Pure CSS Scroll-Driven Stacked Cards Animation

A performant stacked cards animation using the CSS scroll-driven animations API.
  • CSS
  • Scroll-Driven Animations
  • Vite

I’ve always been fascinated by modern CSS capabilities and how they can create interactive, performant experiences. For years, I wasn’t the kind of frontend developer much interested in web animations. Page speed and user experience were always more important to me than flashy effects. But pure CSS scroll-driven animations may have changed my perspective entirely.
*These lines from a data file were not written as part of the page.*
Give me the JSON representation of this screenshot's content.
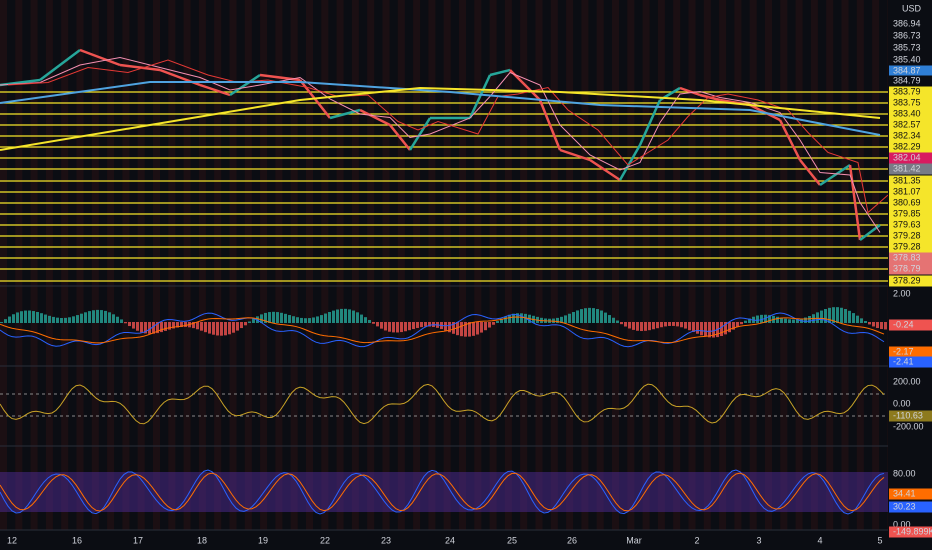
{
  "price_axis": {
    "currency": "USD",
    "labels": [
      "386.94",
      "386.73",
      "385.73",
      "385.40",
      "384.87",
      "384.79",
      "383.79",
      "383.75",
      "383.40",
      "382.57",
      "382.34",
      "382.29",
      "382.04",
      "381.42",
      "381.35",
      "381.07",
      "380.69",
      "379.85",
      "379.63",
      "379.28",
      "379.28",
      "378.83",
      "378.79",
      "378.29"
    ]
  },
  "macd_axis": {
    "labels": [
      "2.00",
      "-0.24",
      "-2.17",
      "-2.41"
    ]
  },
  "cci_axis": {
    "labels": [
      "200.00",
      "0.00",
      "-110.63",
      "-200.00"
    ]
  },
  "stoch_axis": {
    "labels": [
      "80.00",
      "34.41",
      "30.23",
      "0.00",
      "-149.899K"
    ]
  },
  "time_axis": {
    "labels": [
      "12",
      "16",
      "17",
      "18",
      "19",
      "22",
      "23",
      "24",
      "25",
      "26",
      "Mar",
      "2",
      "3",
      "4",
      "5"
    ]
  }
}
The Power of CSS-Only Animations

This stacked cards demo showcases what’s possible with pure CSS using the new animation-timeline property. No JavaScript required for the core animation logic—just clean, declarative CSS that’s both performant and maintainable.

How It Works

The implementation leverages several modern CSS features working together:

Sticky Positioning & CSS Custom Properties

Each card uses position: sticky with calculated offsets based on CSS custom properties:

.card {
	position: sticky;
	top: var(--sticky-position);
	padding-top: calc(var(--index) * var(--card-top-offset));
}

The --index custom property creates a staggered effect, where each card has a slightly different top offset.
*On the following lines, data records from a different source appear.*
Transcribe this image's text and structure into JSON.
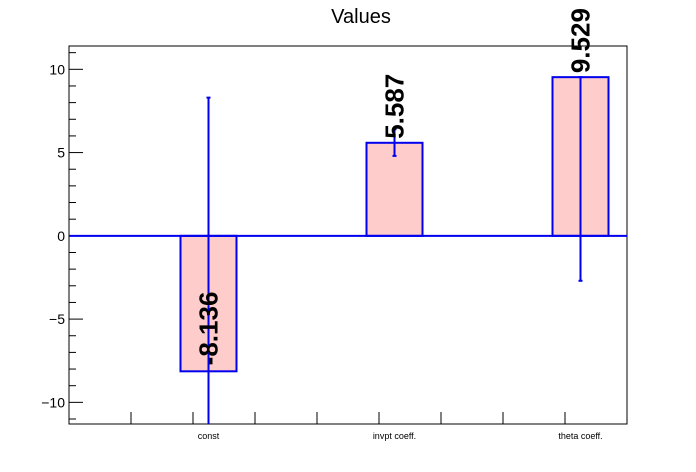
{
  "chart_data": {
    "type": "bar",
    "title": "Values",
    "categories": [
      "const",
      "invpt coeff.",
      "theta coeff."
    ],
    "values": [
      -8.136,
      5.587,
      9.529
    ],
    "value_labels": [
      "-8.136",
      "5.587",
      "9.529"
    ],
    "error_low": [
      -11.3,
      4.8,
      -2.7
    ],
    "error_high": [
      8.3,
      6.4,
      9.529
    ],
    "ylim": [
      -11.3,
      11.4
    ],
    "yticks": [
      -10,
      -5,
      0,
      5,
      10
    ],
    "ytick_labels": [
      "−10",
      "−5",
      "0",
      "5",
      "10"
    ],
    "xlabel": "",
    "ylabel": "",
    "grid": false,
    "legend": "none",
    "colors": {
      "bar_fill": "#ffcccc",
      "bar_outline": "#0000ee",
      "error_bar": "#0000ee",
      "zero_line": "#0000ee",
      "frame": "#000000"
    }
  }
}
Note: I could have used the upcoming sibling-index() function instead of manually setting the index for each card, but browser support is still limited. This would allow for a more dynamic approach where the index is automatically calculated based on the element’s position among its siblings.
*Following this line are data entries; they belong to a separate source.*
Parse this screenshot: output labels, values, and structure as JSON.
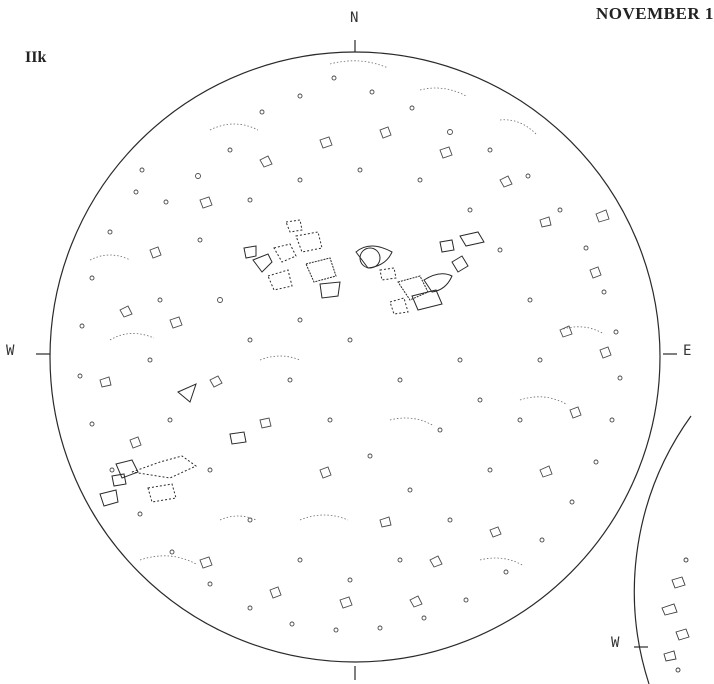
{
  "page": {
    "header_title": "NOVEMBER 1",
    "panel_label": "IIk"
  },
  "main_disk": {
    "compass_labels": {
      "north": "N",
      "west": "W",
      "east": "E"
    }
  },
  "secondary_disk": {
    "compass_labels": {
      "west": "W"
    }
  },
  "colors": {
    "line": "#2a2a2a",
    "faint_line": "#6a6a6a",
    "background": "#ffffff"
  }
}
Scroll-Driven Animation Timeline

The magic happens with the animation-timeline property, which ties animations directly to scroll progress:

#cards {
	view-timeline-name: --cards-element-scrolls-in-body;
}

.card__content {
	animation: linear scale-down forwards;
	animation-timeline: --cards-element-scrolls-in-body;
	animation-range: exit-crossing var(--start-range) exit-crossing var(--end-range);
}

Each card scales down as it exits the viewport, with timing calculated based on its position in the stack.

Progressive Enhancement

The demo includes a browser support check and graceful degradation:

@supports (animation-timeline: view()) {
	/* Scroll-driven animations only apply when supported */
}

Users with unsupported browsers still get the basic stacked layout—just without the scroll animations.

Interactive Controls

While the core animation is CSS-only, the demo includes a Tweakpane control panel built with JavaScript that lets you experiment with:

  • Card height and spacing
  • Sticky positioning
  • Different animation presets
  • Debug mode for development

This creates an interactive playground perfect for understanding how each property affects the final result.

Why This Matters

This project demonstrates that modern CSS can handle complex animations that previously required JavaScript, resulting in:

  • Better performance - Animations run on the compositor thread
  • Reduced JavaScript bundle size - Less code to ship to users
  • Improved accessibility - Respects user motion preferences automatically
  • Cleaner architecture - Animation logic lives in CSS where it belongs

The web platform continues to evolve, and CSS scroll-driven animations represent a significant step forward in creating performant, interactive experiences with less complexity.